Photo by PETER KLAUNZER/POOL/AFP via Getty Images.
Botswana's First-Ever International Film Festival Steps into the Limelight
Botswana's film industry is having its moment. The Botswana International Film Festival debuted last night in Gaborone, bringing film professionals together and facilitating a bright future for the industry.
Promoting the nation's emerging film industry, the Botswana International Film Festival debuted on November 20th and will run till the 24th. Organized by the Ministry of Youth, Sports, Gender, and Culture, the festival aims to inspire creators to weave the narrative of Botswana, ensuring its stories are not only told but also preserved.
During a recent press briefing in Gaborone, Tebogo Matebesi, Deputy Permanent Secretary – Library Services, Archives, Arts, and Culture, emphasized the festival's role in breaking down silos within the filmmaking community. "We are going to capture our stories; hence, we want to unite everyone and have a launching pad for our creatives to tell our beautiful stories," Matebesi declared.
The festival, beyond celebrating narratives and cinematic artistry, is designed to foster networking and collaboration among creatives, promoting healthy competition and growth within the industry. Creators showcasing their films at the festival will not only gain a platform for their work but also opportunities for collaboration, distribution, and funding.
"The festival will be used as a measure to see where the industry stands as a collective as we get to talk about the trends and how we can move together," explained Matebesi. Highlighting the economic benefits, he added, "After your work is seen, it will get to meet distributors as there is a plethora of opportunities and access to funding from people you will get to collaborate with."
Dean Molebatsi, Policy Specialist in Arts and Culture, underscored the festival's commitment to inclusivity.

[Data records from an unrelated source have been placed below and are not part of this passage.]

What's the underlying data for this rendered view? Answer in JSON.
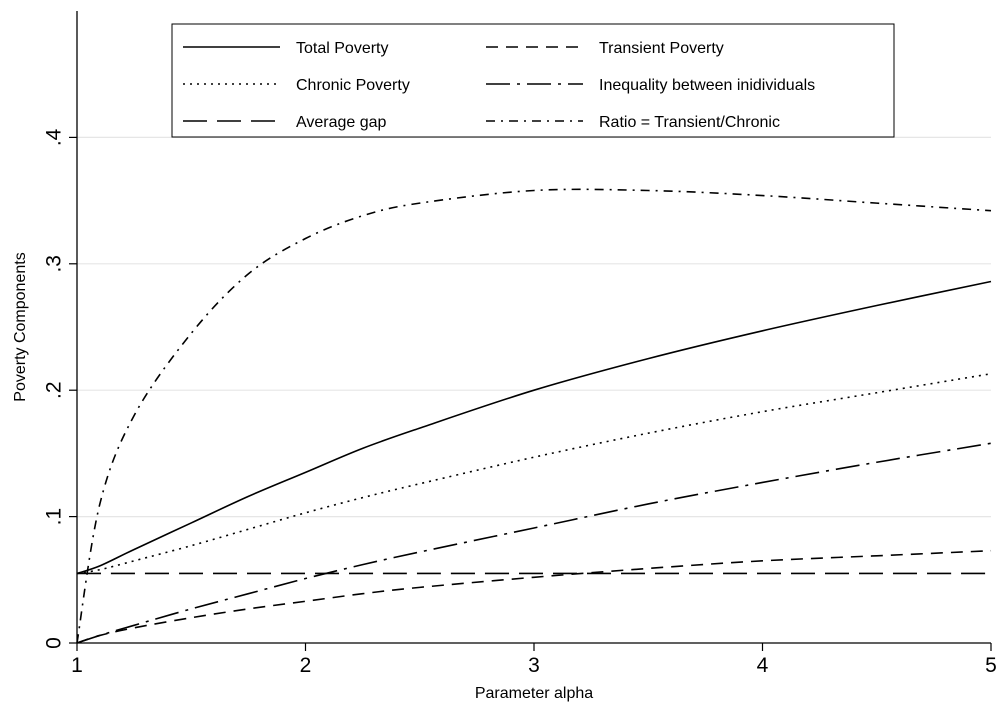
{
  "chart_data": {
    "type": "line",
    "title": "",
    "xlabel": "Parameter alpha",
    "ylabel": "Poverty Components",
    "xlim": [
      1,
      5
    ],
    "ylim": [
      0,
      0.5
    ],
    "x_ticks": [
      1,
      2,
      3,
      4,
      5
    ],
    "x_tick_labels": [
      "1",
      "2",
      "3",
      "4",
      "5"
    ],
    "y_ticks": [
      0,
      0.1,
      0.2,
      0.3,
      0.4
    ],
    "y_tick_labels": [
      "0",
      ".1",
      ".2",
      ".3",
      ".4"
    ],
    "grid": "horizontal",
    "legend_position": "top",
    "x": [
      1,
      1.1,
      1.25,
      1.5,
      1.75,
      2,
      2.25,
      2.5,
      3,
      3.5,
      4,
      4.5,
      5
    ],
    "series": [
      {
        "name": "Total Poverty",
        "style": "solid",
        "values": [
          0.055,
          0.061,
          0.074,
          0.095,
          0.116,
          0.135,
          0.154,
          0.17,
          0.2,
          0.225,
          0.247,
          0.267,
          0.286
        ]
      },
      {
        "name": "Transient Poverty",
        "style": "dash",
        "values": [
          0,
          0.006,
          0.012,
          0.02,
          0.027,
          0.033,
          0.039,
          0.044,
          0.052,
          0.059,
          0.065,
          0.069,
          0.073
        ]
      },
      {
        "name": "Chronic Poverty",
        "style": "dot",
        "values": [
          0.055,
          0.058,
          0.065,
          0.077,
          0.09,
          0.103,
          0.115,
          0.126,
          0.147,
          0.166,
          0.183,
          0.198,
          0.213
        ]
      },
      {
        "name": "Inequality between inidividuals",
        "style": "longdash-dot",
        "values": [
          0,
          0.006,
          0.014,
          0.027,
          0.039,
          0.051,
          0.062,
          0.072,
          0.091,
          0.11,
          0.127,
          0.143,
          0.158
        ]
      },
      {
        "name": "Average gap",
        "style": "longdash",
        "values": [
          0.055,
          0.055,
          0.055,
          0.055,
          0.055,
          0.055,
          0.055,
          0.055,
          0.055,
          0.055,
          0.055,
          0.055,
          0.055
        ]
      },
      {
        "name": "Ratio = Transient/Chronic",
        "style": "dash-dot",
        "values": [
          0,
          0.11,
          0.18,
          0.245,
          0.292,
          0.32,
          0.338,
          0.348,
          0.358,
          0.358,
          0.354,
          0.348,
          0.342
        ]
      }
    ]
  }
}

Capacitation workshops were conducted in 11 districts from May to July to ensure widespread participation beyond major towns and cities. Molebatsi sees the creative industry, along with its value chain, as a potential driver for diversifying the country's economy.
"We do not want to have only people in Gaborone or Francistown participating in this festival; hence, the countrywide workshops," Molebatsi stated. The festival, characterized by masterclasses, screening sessions, a film market, exhibitions, an awards ceremony, and a film showcase, marks a significant step in establishing Botswana's presence on the global cinematic stage.